The first two weeks are diagnostic. Here's what I'm actually measuring:
Override rates. When engineers push back on AI suggestions, what happens? Is there a culture of "the tool is usually right, don't fight it", or do engineers feel safe saying "I don't trust this, let me think it through"? Override rate isn't a metric most orgs track. It should be.
Review quality signals. I sit in on code reviews and watch for the ceremony problem. Are reviewers asking "why did you write it this way", or are they scanning for red lines and approving? The difference tells me whether the last line of defense is functioning.
Skeptic seat placement. Every team has engineers who naturally question AI output more than others. Where are they? Are they in senior roles where their skepticism shapes team behavior, or are they junior, outnumbered, and quietly ignored? The distribution of skeptics in your org is a leading indicator of how much cognitive surrender has taken hold.
Pressure architecture. How many AI-assisted decisions is an engineer expected to make in a sprint? What's the slack time for deliberation? If the answer is "there isn't any," the org has structurally eliminated the conditions under which deliberation can happen. No amount of training fixes that.
The diagnosis usually takes two weeks. What I find almost always confirms the same pattern: the tools were deployed, the velocity metrics went up, and nobody asked what was happening to judgment quality in the process.
The uncomfortable conclusion
The question isn't whether your team is using AI. They are.
The question is whether they're using it, or whether it's using them.
The Wharton findings suggest that in most orgs, under most conditions, the autopilot route is the default. Fluent, confident AI output suppresses deliberation. Time pressure eliminates the slack that deliberation requires. Review culture provides the appearance of a check without the substance of one.

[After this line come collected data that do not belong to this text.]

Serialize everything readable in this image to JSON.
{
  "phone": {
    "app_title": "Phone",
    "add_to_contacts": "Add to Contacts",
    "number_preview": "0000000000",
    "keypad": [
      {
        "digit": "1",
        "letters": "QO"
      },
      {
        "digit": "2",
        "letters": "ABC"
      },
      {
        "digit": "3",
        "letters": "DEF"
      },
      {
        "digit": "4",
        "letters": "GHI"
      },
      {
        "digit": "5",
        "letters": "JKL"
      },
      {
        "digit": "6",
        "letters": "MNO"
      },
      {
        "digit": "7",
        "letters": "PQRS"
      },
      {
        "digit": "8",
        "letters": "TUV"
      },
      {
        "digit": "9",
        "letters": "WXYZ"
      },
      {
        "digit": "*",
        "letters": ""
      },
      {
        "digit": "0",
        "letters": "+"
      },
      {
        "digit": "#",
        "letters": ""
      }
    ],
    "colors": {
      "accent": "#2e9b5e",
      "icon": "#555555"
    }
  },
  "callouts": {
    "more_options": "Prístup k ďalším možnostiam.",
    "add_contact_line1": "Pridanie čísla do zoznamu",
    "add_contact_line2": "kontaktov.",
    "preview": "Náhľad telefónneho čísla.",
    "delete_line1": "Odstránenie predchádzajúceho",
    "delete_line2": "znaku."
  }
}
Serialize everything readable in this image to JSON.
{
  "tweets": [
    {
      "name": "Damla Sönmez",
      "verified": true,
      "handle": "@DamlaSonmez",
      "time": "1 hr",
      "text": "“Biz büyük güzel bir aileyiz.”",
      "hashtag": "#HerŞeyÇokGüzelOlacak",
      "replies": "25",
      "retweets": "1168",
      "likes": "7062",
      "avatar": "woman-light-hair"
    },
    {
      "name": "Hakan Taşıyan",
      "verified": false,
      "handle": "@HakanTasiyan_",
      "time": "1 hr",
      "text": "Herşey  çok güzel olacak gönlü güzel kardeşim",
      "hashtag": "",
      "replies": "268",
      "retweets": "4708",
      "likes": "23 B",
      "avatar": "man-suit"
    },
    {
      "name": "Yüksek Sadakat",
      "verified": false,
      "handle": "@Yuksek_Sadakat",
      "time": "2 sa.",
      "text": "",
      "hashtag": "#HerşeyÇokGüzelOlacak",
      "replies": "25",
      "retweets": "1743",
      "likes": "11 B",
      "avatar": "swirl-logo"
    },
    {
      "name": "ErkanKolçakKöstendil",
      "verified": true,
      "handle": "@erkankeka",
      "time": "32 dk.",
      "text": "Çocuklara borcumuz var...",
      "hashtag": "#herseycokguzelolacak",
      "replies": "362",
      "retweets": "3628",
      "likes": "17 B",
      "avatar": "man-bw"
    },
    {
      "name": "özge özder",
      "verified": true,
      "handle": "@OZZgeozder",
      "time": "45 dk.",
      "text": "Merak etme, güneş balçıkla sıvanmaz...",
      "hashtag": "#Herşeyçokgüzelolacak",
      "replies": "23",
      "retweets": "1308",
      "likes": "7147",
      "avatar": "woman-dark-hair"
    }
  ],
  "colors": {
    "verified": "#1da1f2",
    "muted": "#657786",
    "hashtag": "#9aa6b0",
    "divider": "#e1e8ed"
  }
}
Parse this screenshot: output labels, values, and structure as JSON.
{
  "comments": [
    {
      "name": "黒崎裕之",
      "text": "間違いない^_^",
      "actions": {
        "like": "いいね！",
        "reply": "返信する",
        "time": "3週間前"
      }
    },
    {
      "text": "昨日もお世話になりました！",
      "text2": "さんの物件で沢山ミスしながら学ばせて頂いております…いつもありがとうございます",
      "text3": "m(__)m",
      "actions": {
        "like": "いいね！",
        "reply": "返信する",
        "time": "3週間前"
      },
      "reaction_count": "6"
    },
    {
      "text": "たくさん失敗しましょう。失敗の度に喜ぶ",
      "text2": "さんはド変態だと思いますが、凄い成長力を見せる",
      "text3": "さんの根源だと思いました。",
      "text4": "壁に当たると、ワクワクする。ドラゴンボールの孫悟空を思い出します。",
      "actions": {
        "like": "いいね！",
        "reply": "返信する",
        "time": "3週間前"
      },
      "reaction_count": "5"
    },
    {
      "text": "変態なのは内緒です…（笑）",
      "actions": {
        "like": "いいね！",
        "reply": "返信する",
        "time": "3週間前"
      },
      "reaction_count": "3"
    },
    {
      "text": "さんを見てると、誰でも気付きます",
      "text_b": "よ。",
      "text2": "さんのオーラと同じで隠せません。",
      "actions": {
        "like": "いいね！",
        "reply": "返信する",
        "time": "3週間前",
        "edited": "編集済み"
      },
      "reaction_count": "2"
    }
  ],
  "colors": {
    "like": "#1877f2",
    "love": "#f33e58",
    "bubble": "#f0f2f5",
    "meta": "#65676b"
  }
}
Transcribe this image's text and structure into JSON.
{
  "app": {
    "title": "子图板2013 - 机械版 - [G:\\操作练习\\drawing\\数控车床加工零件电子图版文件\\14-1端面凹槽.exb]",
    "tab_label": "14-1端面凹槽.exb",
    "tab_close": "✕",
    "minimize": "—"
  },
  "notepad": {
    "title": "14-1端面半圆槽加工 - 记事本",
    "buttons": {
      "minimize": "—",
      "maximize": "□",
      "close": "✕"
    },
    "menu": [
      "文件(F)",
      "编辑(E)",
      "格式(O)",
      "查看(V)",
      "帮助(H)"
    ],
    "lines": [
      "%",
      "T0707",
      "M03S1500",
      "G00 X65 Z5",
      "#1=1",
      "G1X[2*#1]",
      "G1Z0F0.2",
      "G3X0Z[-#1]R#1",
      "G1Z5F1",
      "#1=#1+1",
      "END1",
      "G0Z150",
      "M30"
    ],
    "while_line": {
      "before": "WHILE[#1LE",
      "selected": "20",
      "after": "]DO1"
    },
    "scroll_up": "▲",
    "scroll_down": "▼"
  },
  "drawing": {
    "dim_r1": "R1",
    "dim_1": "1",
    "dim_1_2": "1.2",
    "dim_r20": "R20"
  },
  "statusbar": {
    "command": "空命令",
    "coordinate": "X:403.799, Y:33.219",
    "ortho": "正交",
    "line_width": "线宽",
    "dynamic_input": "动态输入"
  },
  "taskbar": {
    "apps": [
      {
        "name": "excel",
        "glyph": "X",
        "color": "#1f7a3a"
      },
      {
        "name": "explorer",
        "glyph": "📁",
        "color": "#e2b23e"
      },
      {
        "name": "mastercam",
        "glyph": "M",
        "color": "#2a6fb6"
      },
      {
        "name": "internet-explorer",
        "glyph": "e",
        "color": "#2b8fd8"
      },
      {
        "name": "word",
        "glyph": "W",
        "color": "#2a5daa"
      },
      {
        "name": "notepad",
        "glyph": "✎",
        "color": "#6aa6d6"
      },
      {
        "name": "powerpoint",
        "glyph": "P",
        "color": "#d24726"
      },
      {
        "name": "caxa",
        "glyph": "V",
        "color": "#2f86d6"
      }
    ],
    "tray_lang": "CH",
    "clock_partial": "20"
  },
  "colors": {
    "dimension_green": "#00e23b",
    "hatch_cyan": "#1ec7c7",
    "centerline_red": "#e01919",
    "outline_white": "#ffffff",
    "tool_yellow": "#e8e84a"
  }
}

The engineers aren't lazy. They're not careless. They're operating exactly as humans operate under the conditions you built for them.
Fixing it isn't a training problem. It's a judgment infrastructure problem. It requires deliberate decisions about how AI tools are deployed, what review actually means, where skeptics sit, and how much pressure the system puts on the humans inside it.
The codebase you have right now is a record of the conditions you built. The codebase you'll have in eighteen months will be a record of the conditions you build next.